N° 1582
_____
ASSEMBLÉE NATIONALE
CONSTITUTION DU 4 OCTOBRE 1958
DIX-SEPTIÈME LÉGISLATURE
Enregistré à la Présidence de l’Assemblée nationale le 16 juin 2025.
PROPOSITION DE RÉSOLUTION
visant à rétablir l’égalité de traitement entre les enseignants titulaires à la suite de la publication du décret n°2023-729 modifiant les conditions de classement du personnel enseignant, d’éducation et psychologue de l’éducation nationale relevant du ministre de l’éducation nationale,
présentée par
Mme Christelle PETEX, M. Ian BOUCARD,
députée et député.
– 1 –
EXPOSÉ DES MOTIFS
Mesdames, Messieurs,
Le décret n° 2023‑729 du 7 août 2023, modifiant les modalités de classement à l’entrée dans les corps enseignants, éducatifs et psychologues de l’Éducation nationale, a instauré un nouveau dispositif de reprise d’ancienneté des services antérieurs. Celui‑ci s’inscrit dans une logique d’amélioration de l’attractivité des métiers de l’enseignement et de meilleure reconnaissance des expériences professionnelles acquises avant l’entrée dans le service public.
Toutefois, si les finalités de cette réforme peuvent être saluées, sa mise en œuvre a introduit une inégalité manifeste de traitement entre agents relevant d’un même corps. En effet, seuls les enseignants titularisés à compter de la rentrée de septembre 2023 peuvent bénéficier des nouvelles règles de classement, plus avantageuses. Les agents déjà titularisés antérieurement, bien qu’exerçant les mêmes missions, appartenant aux mêmes corps, et souvent titulaires des mêmes concours, en sont exclus de façon automatique, sans examen individualisé, ni compensation a posteriori.
Cette rupture d’égalité a des conséquences lourdes et durables, notamment, une perte de traitement liée à un reclassement moins favorable, une progression de carrière plus lente, une diminution des droits à pension, et, plus largement, un sentiment d’injustice au sein même de la communauté éducative.
Par ailleurs, le Gouvernement a refusé d’étendre ces mesures aux enseignants titularisés antérieurement, en invoquant le principe de non‑rétroactivité des actes administratifs. Cette justification, si elle repose sur un principe reconnu du droit administratif, ne saurait suffire à légitimer une différence de traitement durable entre agents placés dans une situation comparable au regard de leurs missions, de leur statut et de leurs obligations de service.
Il convient de rappeler que le Conseil d’État estime que le principe d’égalité de traitement des agents publics s’applique pleinement au sein d’un même corps (CE, 06 novembre 2019, n° 424391).
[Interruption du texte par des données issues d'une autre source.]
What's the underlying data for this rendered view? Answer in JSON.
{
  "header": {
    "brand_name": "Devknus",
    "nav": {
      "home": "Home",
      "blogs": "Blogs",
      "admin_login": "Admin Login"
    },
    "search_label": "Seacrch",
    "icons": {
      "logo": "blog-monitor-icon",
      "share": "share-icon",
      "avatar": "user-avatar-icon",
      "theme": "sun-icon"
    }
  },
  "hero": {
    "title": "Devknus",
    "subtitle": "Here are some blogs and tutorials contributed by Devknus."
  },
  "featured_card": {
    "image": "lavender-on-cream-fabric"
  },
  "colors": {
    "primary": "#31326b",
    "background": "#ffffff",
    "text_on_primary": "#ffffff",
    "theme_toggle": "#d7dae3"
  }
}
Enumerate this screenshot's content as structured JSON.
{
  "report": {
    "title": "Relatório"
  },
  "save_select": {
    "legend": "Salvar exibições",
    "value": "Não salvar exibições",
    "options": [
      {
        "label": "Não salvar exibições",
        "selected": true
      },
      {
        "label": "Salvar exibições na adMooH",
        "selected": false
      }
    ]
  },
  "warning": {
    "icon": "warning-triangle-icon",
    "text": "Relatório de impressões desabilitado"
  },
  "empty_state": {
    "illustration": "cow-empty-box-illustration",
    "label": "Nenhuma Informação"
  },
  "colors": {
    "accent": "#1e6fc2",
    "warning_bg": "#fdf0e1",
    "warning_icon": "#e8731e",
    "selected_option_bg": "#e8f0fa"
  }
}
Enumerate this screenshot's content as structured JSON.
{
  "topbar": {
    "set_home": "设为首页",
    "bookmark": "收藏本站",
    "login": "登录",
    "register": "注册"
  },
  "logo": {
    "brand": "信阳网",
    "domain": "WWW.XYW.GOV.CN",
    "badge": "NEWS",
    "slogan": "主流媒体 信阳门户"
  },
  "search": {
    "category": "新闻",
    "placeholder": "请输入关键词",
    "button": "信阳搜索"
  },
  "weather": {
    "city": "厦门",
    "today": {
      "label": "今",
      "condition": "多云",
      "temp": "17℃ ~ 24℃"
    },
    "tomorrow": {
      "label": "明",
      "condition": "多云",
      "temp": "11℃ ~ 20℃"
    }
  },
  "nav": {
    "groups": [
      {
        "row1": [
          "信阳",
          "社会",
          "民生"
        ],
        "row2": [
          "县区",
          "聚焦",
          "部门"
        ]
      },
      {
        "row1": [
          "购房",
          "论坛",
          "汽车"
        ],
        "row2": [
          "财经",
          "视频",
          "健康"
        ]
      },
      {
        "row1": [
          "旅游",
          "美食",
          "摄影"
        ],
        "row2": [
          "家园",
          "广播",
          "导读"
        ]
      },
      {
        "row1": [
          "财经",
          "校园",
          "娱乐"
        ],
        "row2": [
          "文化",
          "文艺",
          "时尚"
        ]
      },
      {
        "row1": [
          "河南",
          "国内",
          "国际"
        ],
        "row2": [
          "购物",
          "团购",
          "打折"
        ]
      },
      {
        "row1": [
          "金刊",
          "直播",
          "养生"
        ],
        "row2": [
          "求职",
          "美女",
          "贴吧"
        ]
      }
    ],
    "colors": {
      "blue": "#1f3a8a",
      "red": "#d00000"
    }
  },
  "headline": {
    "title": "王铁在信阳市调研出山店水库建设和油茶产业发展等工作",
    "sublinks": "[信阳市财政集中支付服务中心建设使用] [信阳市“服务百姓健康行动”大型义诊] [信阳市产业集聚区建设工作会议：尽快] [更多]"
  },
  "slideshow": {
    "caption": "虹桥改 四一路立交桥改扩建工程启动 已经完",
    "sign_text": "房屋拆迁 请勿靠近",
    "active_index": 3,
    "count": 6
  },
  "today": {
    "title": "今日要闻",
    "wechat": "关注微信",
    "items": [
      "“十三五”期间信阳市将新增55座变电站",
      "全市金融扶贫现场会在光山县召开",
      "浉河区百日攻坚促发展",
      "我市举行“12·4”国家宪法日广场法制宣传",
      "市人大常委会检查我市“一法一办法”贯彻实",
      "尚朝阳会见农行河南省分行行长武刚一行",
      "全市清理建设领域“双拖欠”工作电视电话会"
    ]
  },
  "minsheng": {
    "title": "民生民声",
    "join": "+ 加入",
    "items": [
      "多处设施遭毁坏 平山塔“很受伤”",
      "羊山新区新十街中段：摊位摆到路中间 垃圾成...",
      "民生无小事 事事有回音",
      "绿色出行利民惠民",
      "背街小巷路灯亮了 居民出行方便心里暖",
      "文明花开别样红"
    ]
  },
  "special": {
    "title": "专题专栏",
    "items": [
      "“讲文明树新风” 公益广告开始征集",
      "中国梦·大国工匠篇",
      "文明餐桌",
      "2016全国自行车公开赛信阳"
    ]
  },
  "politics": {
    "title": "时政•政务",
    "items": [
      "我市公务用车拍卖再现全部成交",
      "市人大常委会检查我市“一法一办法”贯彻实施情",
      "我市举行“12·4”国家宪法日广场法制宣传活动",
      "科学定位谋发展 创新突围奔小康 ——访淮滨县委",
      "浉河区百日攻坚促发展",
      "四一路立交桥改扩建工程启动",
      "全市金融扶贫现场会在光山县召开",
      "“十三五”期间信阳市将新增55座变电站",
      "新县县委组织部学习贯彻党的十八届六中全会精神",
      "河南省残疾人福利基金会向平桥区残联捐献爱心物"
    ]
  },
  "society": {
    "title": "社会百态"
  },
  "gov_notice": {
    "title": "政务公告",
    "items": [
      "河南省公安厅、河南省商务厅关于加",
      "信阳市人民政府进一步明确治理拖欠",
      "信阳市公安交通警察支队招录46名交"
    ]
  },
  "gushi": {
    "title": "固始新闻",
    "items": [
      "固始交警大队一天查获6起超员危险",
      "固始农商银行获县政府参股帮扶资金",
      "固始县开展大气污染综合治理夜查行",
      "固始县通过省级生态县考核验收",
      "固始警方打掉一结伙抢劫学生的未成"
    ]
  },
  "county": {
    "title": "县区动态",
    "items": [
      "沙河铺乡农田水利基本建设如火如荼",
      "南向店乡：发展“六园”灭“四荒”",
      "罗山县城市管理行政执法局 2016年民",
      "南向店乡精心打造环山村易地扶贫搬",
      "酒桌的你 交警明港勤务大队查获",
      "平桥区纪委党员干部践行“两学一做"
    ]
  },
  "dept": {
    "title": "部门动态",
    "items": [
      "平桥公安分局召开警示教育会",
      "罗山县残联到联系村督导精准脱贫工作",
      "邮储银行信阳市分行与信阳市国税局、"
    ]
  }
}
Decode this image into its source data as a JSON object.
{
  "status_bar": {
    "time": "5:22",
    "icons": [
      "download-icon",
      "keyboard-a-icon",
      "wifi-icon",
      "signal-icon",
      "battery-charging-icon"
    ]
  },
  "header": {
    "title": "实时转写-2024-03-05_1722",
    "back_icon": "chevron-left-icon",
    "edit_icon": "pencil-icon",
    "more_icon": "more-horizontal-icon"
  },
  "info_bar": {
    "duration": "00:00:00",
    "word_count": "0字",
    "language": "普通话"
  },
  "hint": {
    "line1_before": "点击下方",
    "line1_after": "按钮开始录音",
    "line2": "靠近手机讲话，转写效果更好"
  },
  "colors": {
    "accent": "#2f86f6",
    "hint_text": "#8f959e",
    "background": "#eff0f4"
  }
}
Le législateur ou le pouvoir réglementaire ne peuvent y déroger qu’en présence de situations objectivement différentes ou d’un motif d’intérêt général suffisant.
Or, dans le cas présent, le seul motif avancé par le ministère, des contraintes budgétaires, ne saurait, en tant que tel, justifier une rupture d’égalité. Les principes fondamentaux du droit de la fonction publique imposent une équité de traitement entre agents accomplissant des fonctions équivalentes.
Aussi, cette situation appelle une réponse à la hauteur des attentes légitimes exprimées par les personnels concernés. Plusieurs solutions sont envisageables pour restaurer l’égalité de traitement notamment l’adoption d’un décret complémentaire permettant une reprise partielle d’ancienneté pour les agents titularisés avant 2023 ou l’ouverture d’un droit à reclassement rétroactif, dans des conditions équitables, pour les enseignants lésés.
La présente proposition de résolution vise donc à affirmer, de manière solennelle, la nécessité d’un réexamen par le Gouvernement de ce dispositif réglementaire afin que des mesures correctrices soient envisagées sans délai, dans le respect des principes constitutionnels de notre République et dans un esprit de justice sociale.
– 1 –
proposition de RÉSOLUTION
Article unique
L’Assemblée nationale,
Vu l’article 34‑1 de la Constitution,
Vu l’article 136 du Règlement de l’Assemblée nationale,
Vu le décret n° 2023‑729 du 7 août 2023 modifiant les conditions de classement du personnel enseignant, d’éducation et psychologue de l’éducation nationale relevant du ministre de l’éducation nationale,
Vu l’article 1er de la Constitution, selon lequel « la France est une République indivisible, laïque, démocratique et sociale » garantissant l’égalité devant la loi de tous les citoyens sans distinction,
Vu les articles L. 311‑1 et suivants du code général de la fonction publique affirmant les principes d’égalité, de neutralité et de traitement équitable entre agents publics,
Vu la décision du Conseil d’État du 6 novembre 2019 n° 424391 relatif à l’égalité de traitement des agents d’un même corps,
Considérant que les enseignants titularisés avant une certaine date ne peuvent bénéficier des nouvelles modalités de reprise d’ancienneté introduites pour les nouveaux entrants, alors même qu’ils exercent les mêmes fonctions, dans les mêmes conditions et avec les mêmes obligations de service ;
Considérant que cette différence de traitement porte atteinte au principe constitutionnel d’égalité et alimente un sentiment légitime d’injustice au sein du corps enseignant ;
Considérant que cette situation a des conséquences concrètes sur les carrières des agents concernés, notamment en termes de rémunération, d’évolution indiciaire, de déroulement de carrière et de droits à pension ;
Considérant que la seule justification budgétaire avancée ne constitue pas, en droit, un motif suffisant pour instaurer une différence de traitement entre agents placés dans une situation identique au regard de l’objet du texte ;
Considérant qu’il est de la responsabilité de l’État, garant de la cohésion du service public, de corriger les effets inéquitables d’une mesure réglementaire affectant durablement l’unité statutaire des corps enseignants ;
Considérant que le Gouvernement a justifié son refus d’appliquer rétroactivement les nouvelles dispositions en matière de reprise d’ancienneté aux enseignants déjà titularisés en invoquant le principe de non‑rétroactivité des actes administratifs ;
Invite le Gouvernement à engager dans les plus brefs délais une concertation en vue de la mise en place d’un dispositif correcteur, permettant de garantir une égalité de traitement effective entre tous les enseignants titulaires, indépendamment de leur date de titularisation, et ce dans le respect des principes fondamentaux de la fonction publique.